Now we get it: if paper plants do not have an incentive to plant trees we may have less trees. If we stop eating beef, ranchers lose their incentive to grow cattle.

But do you remember the Hindu states? It looks like they found different incentives to grow cattle, one being of religious nature. It also seems to work. So environmentalism, like the belief that cows are sacred, is supposed to add an incentive to plant trees. Just in case the paper plants will be able to use only recycled paper and stop planting trees. Because, as Professor Landsburg probably knows or otherwise would not have feared that his daughter would become indoctrinated by her preschool teachers, our preferences are rooted in our deepest beliefs. And in those beliefs we can find the best incentive for human behavior.
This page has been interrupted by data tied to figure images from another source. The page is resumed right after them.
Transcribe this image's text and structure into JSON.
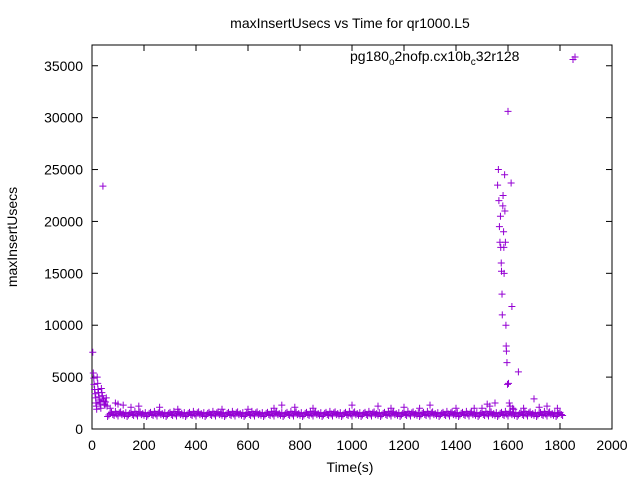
{
  "chart_data": {
    "type": "scatter",
    "title": "maxInsertUsecs vs Time for qr1000.L5",
    "xlabel": "Time(s)",
    "ylabel": "maxInsertUsecs",
    "xlim": [
      0,
      2000
    ],
    "ylim": [
      0,
      37000
    ],
    "xticks": [
      0,
      200,
      400,
      600,
      800,
      1000,
      1200,
      1400,
      1600,
      1800,
      2000
    ],
    "yticks": [
      0,
      5000,
      10000,
      15000,
      20000,
      25000,
      30000,
      35000
    ],
    "grid": false,
    "legend_position": "top-right",
    "marker": "plus",
    "series": [
      {
        "name_parts": [
          "pg180",
          "o",
          "2nofp.cx10b",
          "c",
          "32r128"
        ],
        "color": "#9400d3",
        "baseline": {
          "x_range": [
            60,
            1810
          ],
          "step": 5,
          "y_values": [
            1200,
            1350,
            1500,
            1600,
            1400,
            1300,
            1700,
            1450,
            1250,
            1550,
            1650,
            1380,
            1480,
            1320,
            1580
          ]
        },
        "points": [
          [
            3,
            7400
          ],
          [
            5,
            5400
          ],
          [
            7,
            4900
          ],
          [
            8,
            4300
          ],
          [
            10,
            3800
          ],
          [
            12,
            3400
          ],
          [
            14,
            3000
          ],
          [
            15,
            2500
          ],
          [
            17,
            2200
          ],
          [
            18,
            1900
          ],
          [
            20,
            5000
          ],
          [
            22,
            4400
          ],
          [
            23,
            3800
          ],
          [
            25,
            3500
          ],
          [
            27,
            3100
          ],
          [
            28,
            2800
          ],
          [
            30,
            2600
          ],
          [
            32,
            2400
          ],
          [
            34,
            2000
          ],
          [
            36,
            3900
          ],
          [
            38,
            3500
          ],
          [
            40,
            3200
          ],
          [
            42,
            23400
          ],
          [
            44,
            2900
          ],
          [
            46,
            2700
          ],
          [
            48,
            2400
          ],
          [
            50,
            2300
          ],
          [
            52,
            2600
          ],
          [
            55,
            3000
          ],
          [
            58,
            2200
          ],
          [
            70,
            2000
          ],
          [
            90,
            2500
          ],
          [
            100,
            2400
          ],
          [
            120,
            2300
          ],
          [
            150,
            2100
          ],
          [
            180,
            2200
          ],
          [
            260,
            2100
          ],
          [
            330,
            1900
          ],
          [
            500,
            1900
          ],
          [
            600,
            1900
          ],
          [
            700,
            2000
          ],
          [
            730,
            2300
          ],
          [
            780,
            2100
          ],
          [
            850,
            2000
          ],
          [
            1000,
            2300
          ],
          [
            1100,
            2200
          ],
          [
            1150,
            2000
          ],
          [
            1200,
            2100
          ],
          [
            1260,
            2000
          ],
          [
            1300,
            2300
          ],
          [
            1400,
            2000
          ],
          [
            1470,
            2000
          ],
          [
            1500,
            2000
          ],
          [
            1520,
            2400
          ],
          [
            1530,
            2200
          ],
          [
            1550,
            2500
          ],
          [
            1560,
            23500
          ],
          [
            1563,
            25000
          ],
          [
            1565,
            22000
          ],
          [
            1567,
            19500
          ],
          [
            1569,
            18000
          ],
          [
            1571,
            20500
          ],
          [
            1572,
            17500
          ],
          [
            1574,
            16000
          ],
          [
            1575,
            15200
          ],
          [
            1577,
            13000
          ],
          [
            1578,
            11000
          ],
          [
            1580,
            21500
          ],
          [
            1581,
            22500
          ],
          [
            1583,
            19000
          ],
          [
            1584,
            17500
          ],
          [
            1585,
            15000
          ],
          [
            1587,
            24500
          ],
          [
            1588,
            21000
          ],
          [
            1590,
            18000
          ],
          [
            1592,
            10000
          ],
          [
            1593,
            8000
          ],
          [
            1594,
            7500
          ],
          [
            1596,
            6400
          ],
          [
            1598,
            4300
          ],
          [
            1600,
            30600
          ],
          [
            1602,
            4400
          ],
          [
            1605,
            2500
          ],
          [
            1608,
            2200
          ],
          [
            1612,
            23700
          ],
          [
            1615,
            11800
          ],
          [
            1618,
            2000
          ],
          [
            1622,
            1900
          ],
          [
            1640,
            5500
          ],
          [
            1660,
            2000
          ],
          [
            1700,
            2900
          ],
          [
            1720,
            2100
          ],
          [
            1750,
            2200
          ],
          [
            1790,
            2000
          ],
          [
            1850,
            35600
          ]
        ]
      }
    ]
  }
}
But let's say that I agree that recycling paper may cause forests to shriek. Or, it may not. Or, it is also equally possible that more forests will grow. Which it does not matter, because the reasons why I support recycling are reducing waste (4) and local economic growth (including job creation for the type of jobs cannot be outsourced.) The benefit is for the local community (here) and for the time being (now).Because as I said my concentration is marketing and not economics. But since I am quite serious about recycling , and since Landsburg's book does not give me any answers to the waste issue thus it is not going to help me much, I decided that I shall not read Landsburg but Porter instead.
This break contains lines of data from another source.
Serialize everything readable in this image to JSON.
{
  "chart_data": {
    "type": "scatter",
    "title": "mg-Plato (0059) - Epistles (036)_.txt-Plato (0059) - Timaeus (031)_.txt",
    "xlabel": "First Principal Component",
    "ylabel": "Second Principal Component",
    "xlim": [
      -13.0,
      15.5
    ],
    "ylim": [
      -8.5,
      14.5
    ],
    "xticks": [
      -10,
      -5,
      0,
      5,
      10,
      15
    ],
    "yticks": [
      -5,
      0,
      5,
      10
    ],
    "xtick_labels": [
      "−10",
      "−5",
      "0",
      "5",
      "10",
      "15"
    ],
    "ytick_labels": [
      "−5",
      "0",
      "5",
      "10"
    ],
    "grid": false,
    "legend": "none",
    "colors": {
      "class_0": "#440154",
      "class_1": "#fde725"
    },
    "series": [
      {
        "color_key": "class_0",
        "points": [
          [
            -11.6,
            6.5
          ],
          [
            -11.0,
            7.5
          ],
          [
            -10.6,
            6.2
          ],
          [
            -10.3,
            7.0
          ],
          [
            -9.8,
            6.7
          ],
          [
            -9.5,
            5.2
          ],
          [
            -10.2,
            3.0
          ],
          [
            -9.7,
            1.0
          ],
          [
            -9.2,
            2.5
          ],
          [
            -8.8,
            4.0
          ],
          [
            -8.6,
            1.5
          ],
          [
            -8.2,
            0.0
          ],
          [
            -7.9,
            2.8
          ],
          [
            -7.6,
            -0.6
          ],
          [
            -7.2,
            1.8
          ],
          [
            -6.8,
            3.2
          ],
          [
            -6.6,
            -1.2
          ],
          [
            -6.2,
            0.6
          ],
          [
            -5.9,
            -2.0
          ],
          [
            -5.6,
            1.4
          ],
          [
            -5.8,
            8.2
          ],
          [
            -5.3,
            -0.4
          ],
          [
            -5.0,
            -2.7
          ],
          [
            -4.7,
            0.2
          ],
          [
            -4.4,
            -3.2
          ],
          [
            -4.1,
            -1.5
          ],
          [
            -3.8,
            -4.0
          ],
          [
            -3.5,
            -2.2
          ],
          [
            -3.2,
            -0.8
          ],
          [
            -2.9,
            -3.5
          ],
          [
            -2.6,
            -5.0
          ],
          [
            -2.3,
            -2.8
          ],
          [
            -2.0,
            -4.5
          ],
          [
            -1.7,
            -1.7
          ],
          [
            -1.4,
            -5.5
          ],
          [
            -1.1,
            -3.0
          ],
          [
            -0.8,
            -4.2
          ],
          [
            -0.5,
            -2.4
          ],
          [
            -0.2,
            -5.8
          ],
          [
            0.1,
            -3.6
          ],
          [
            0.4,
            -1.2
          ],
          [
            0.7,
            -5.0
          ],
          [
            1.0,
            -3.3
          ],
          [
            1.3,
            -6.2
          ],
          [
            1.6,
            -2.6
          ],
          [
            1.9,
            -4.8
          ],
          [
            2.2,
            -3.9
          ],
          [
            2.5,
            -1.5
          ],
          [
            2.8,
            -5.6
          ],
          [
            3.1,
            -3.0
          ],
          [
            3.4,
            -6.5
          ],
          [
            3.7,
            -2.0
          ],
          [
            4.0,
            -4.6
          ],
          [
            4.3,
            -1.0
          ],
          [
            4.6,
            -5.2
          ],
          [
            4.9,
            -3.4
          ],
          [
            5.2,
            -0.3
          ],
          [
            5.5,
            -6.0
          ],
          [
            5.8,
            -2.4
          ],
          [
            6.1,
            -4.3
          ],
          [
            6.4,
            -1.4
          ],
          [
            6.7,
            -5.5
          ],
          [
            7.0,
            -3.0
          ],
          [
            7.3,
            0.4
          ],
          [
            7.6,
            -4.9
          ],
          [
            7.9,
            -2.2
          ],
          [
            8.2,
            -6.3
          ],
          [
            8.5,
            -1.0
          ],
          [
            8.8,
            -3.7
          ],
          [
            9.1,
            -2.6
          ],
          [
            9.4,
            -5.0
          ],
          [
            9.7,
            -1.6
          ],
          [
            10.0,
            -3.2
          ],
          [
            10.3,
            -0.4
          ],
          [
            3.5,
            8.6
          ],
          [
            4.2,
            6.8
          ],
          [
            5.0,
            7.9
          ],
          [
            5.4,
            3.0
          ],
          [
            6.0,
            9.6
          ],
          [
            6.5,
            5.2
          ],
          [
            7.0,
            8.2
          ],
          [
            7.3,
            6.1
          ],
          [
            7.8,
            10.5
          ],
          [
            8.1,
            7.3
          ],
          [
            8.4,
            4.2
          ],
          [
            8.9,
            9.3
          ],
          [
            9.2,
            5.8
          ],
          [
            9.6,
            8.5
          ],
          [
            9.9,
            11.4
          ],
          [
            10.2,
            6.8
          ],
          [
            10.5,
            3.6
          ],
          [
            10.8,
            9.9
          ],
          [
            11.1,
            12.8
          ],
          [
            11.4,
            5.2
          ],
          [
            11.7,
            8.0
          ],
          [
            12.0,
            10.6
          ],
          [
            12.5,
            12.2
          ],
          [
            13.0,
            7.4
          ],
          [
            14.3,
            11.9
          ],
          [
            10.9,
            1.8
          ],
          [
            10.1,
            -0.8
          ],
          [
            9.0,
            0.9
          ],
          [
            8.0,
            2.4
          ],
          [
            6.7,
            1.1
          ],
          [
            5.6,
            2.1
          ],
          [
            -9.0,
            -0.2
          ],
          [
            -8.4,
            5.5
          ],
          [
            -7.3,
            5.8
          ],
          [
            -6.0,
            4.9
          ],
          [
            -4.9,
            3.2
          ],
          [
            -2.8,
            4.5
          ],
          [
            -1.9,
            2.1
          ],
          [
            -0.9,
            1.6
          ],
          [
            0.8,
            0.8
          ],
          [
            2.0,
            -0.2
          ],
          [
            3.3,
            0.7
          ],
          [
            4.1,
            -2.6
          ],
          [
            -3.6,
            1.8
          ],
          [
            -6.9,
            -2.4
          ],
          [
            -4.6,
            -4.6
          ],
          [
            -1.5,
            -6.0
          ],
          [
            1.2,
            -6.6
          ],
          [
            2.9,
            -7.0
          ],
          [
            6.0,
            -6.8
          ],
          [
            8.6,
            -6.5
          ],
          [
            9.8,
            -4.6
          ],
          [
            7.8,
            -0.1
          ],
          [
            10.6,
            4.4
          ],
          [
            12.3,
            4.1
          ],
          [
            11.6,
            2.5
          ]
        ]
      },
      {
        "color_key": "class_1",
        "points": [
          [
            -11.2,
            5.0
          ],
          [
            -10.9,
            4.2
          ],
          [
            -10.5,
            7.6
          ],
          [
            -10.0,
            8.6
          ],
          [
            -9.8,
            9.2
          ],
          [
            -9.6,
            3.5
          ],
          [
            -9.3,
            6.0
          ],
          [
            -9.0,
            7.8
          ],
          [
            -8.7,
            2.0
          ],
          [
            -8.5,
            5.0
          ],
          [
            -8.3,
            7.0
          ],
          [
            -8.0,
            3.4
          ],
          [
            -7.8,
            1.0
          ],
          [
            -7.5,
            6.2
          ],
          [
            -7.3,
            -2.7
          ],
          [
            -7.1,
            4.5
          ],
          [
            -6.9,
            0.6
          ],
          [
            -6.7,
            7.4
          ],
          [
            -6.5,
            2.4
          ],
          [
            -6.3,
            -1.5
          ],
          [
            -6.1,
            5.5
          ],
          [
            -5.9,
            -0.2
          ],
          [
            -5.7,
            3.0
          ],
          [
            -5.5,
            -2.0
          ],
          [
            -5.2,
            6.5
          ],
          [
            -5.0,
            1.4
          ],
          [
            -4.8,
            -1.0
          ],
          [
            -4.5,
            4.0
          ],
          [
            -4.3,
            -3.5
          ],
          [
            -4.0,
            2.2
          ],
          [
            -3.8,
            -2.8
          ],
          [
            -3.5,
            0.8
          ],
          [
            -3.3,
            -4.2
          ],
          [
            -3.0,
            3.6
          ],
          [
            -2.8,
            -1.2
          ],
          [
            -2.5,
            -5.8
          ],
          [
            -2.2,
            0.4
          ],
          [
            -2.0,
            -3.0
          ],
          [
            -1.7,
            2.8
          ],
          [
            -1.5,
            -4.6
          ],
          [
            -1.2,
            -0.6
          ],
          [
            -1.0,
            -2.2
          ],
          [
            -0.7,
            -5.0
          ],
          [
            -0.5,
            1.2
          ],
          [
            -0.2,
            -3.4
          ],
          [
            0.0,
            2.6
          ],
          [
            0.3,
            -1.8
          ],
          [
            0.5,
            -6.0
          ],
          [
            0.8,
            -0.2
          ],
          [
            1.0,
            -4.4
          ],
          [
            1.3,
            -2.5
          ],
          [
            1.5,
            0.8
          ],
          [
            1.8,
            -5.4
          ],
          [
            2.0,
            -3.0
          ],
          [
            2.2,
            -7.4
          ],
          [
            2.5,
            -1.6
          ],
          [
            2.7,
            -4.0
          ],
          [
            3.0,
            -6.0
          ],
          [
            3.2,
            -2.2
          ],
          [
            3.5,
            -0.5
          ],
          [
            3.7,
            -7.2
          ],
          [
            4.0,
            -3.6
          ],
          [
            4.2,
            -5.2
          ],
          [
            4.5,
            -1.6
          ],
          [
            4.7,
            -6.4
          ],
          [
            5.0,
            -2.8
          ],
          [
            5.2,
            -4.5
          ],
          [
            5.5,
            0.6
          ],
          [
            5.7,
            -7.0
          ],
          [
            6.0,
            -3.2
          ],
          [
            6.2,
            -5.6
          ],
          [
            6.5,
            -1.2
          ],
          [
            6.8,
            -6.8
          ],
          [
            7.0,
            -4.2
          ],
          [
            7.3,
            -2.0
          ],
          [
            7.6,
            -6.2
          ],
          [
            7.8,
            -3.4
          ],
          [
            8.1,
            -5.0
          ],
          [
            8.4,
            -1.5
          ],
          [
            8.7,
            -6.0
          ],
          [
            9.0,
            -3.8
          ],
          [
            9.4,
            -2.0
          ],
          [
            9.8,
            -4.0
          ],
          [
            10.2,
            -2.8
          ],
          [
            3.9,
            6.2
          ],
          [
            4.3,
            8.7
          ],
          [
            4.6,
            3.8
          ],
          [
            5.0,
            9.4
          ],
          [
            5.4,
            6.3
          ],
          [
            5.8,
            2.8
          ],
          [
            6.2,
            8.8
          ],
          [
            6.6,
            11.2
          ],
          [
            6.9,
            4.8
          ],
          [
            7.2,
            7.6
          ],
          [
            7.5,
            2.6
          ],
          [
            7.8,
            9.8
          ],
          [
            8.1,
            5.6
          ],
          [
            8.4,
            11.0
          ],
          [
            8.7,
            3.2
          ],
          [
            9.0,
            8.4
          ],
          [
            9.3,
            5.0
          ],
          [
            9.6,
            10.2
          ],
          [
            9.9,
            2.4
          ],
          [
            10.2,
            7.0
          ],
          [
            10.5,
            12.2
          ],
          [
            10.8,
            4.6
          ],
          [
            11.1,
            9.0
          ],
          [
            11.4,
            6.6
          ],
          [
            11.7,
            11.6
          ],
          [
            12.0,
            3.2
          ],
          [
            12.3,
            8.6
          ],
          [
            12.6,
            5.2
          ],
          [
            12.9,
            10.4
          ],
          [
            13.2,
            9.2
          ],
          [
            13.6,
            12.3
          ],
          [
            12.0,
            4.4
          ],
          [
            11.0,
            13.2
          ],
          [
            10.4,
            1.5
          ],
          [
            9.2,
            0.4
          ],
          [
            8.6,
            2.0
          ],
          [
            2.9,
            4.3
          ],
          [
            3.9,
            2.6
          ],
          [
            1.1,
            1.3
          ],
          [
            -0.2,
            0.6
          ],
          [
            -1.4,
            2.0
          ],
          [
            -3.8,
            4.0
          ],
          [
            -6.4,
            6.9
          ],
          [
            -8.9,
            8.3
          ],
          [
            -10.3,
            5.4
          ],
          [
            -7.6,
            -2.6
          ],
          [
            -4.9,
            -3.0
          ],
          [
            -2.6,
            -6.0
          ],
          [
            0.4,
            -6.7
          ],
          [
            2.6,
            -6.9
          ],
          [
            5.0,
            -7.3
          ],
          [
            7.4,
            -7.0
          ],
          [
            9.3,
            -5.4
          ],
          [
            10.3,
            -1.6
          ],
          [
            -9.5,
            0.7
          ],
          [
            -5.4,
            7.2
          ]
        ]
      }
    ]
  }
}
And since I agree that "the discipline of economics is the fertile ground for the growth of values like tolerance and pluralism", let me add that I do not have the slightest intent to convert professor Landsburg, his daughter or my anonymous reader to environmentalism. I do respect their beliefs. I ask them to respect mine, and I feel responsible towards my children to avoid being converted to scientism. Because , as any other "-isms" the belief that all can be reduced, explained and solved by science is not science but a sort of religious belief itself. And, pushed to its extreme, it bears the same risk for blindness as does environmentalism, or Christian-ism or.. .
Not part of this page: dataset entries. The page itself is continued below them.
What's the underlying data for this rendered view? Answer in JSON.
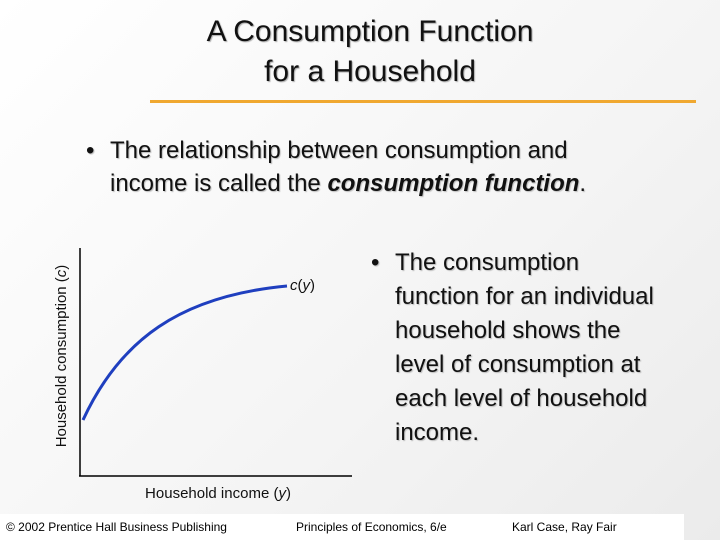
{
  "title": {
    "line1": "A Consumption Function",
    "line2": "for a Household"
  },
  "bullet1": {
    "text": "The relationship between consumption and income is called the ",
    "emphasis": "consumption function",
    "end": "."
  },
  "bullet2": "The consumption function for an individual household shows the level of consumption at each level of household income.",
  "graph": {
    "y_label": {
      "text": "Household consumption (",
      "var": "c",
      "close": ")"
    },
    "x_label": {
      "text": "Household income (",
      "var": "y",
      "close": ")"
    },
    "curve_label": {
      "func": "c",
      "open": "(",
      "var": "y",
      "close": ")"
    }
  },
  "footer": {
    "left": "© 2002 Prentice Hall Business Publishing",
    "middle": "Principles of Economics, 6/e",
    "right": "Karl Case, Ray Fair"
  }
}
Now. look, the problem is that no matter how serious and clever a scientist might be, and I am sure Professor Landsburg knows it, his final argument will still be : "I, at any rate, am convinced that He does not throw dice." Science does not hold all answers and Economic-ism - an economic theory that claims to hold a solution to all human questions is no less religious than the Environmental-ism it is so critical of…Thus, what Landsburg suggests is just another paradigm, another final vocabulary. However, even though I admit that his final vocabulary is as valid as any other final vocabulary, I do not feel attracted to it. And not because I lack the reason or logic I was accused of, but because I just choose another final vocabulary. For I am free to do so…


Notes:




(1)by religion here I understand our most fundamental system of beliefs that is not questionable (or questioned) by the evidence presented. Rorty talks about a final vocabulary, Wittgenstein about concepts that can not be captured by language unless it is used in a metaphorical sense.
(2) I took into account my anonymous reader comment and since it was mentioned :"Professor Landsburg is asking serious questions." , I excluded the possibility of mere sarcasm and assumed that it is behavioral assumption rooted in B.F. Skinner's work. Nowadays, though, any serious student in cognitive science can tell you that human behavior is much more complex than that, but that's another discussion...
(3)For example, a good marketer does not claim to be able to build a marketing model with universal value, neither does he claim the ability to predict the market's behavior in the future- in fact a good marketer knows that he only builds a here and now model. Economics as science shall hold both universal and predictive value. Nash equilibrium and Sharpe's risk theories are both universal and hold predictive value.
(4) The issue of waste goes well beyond household recycling, to operations management and financial markets. Not because pollution is evil or waste is bad, but because it is not cost efficient to produce that much waste any longer (hint: why did GM file a bankruptcy and Toyota did not?)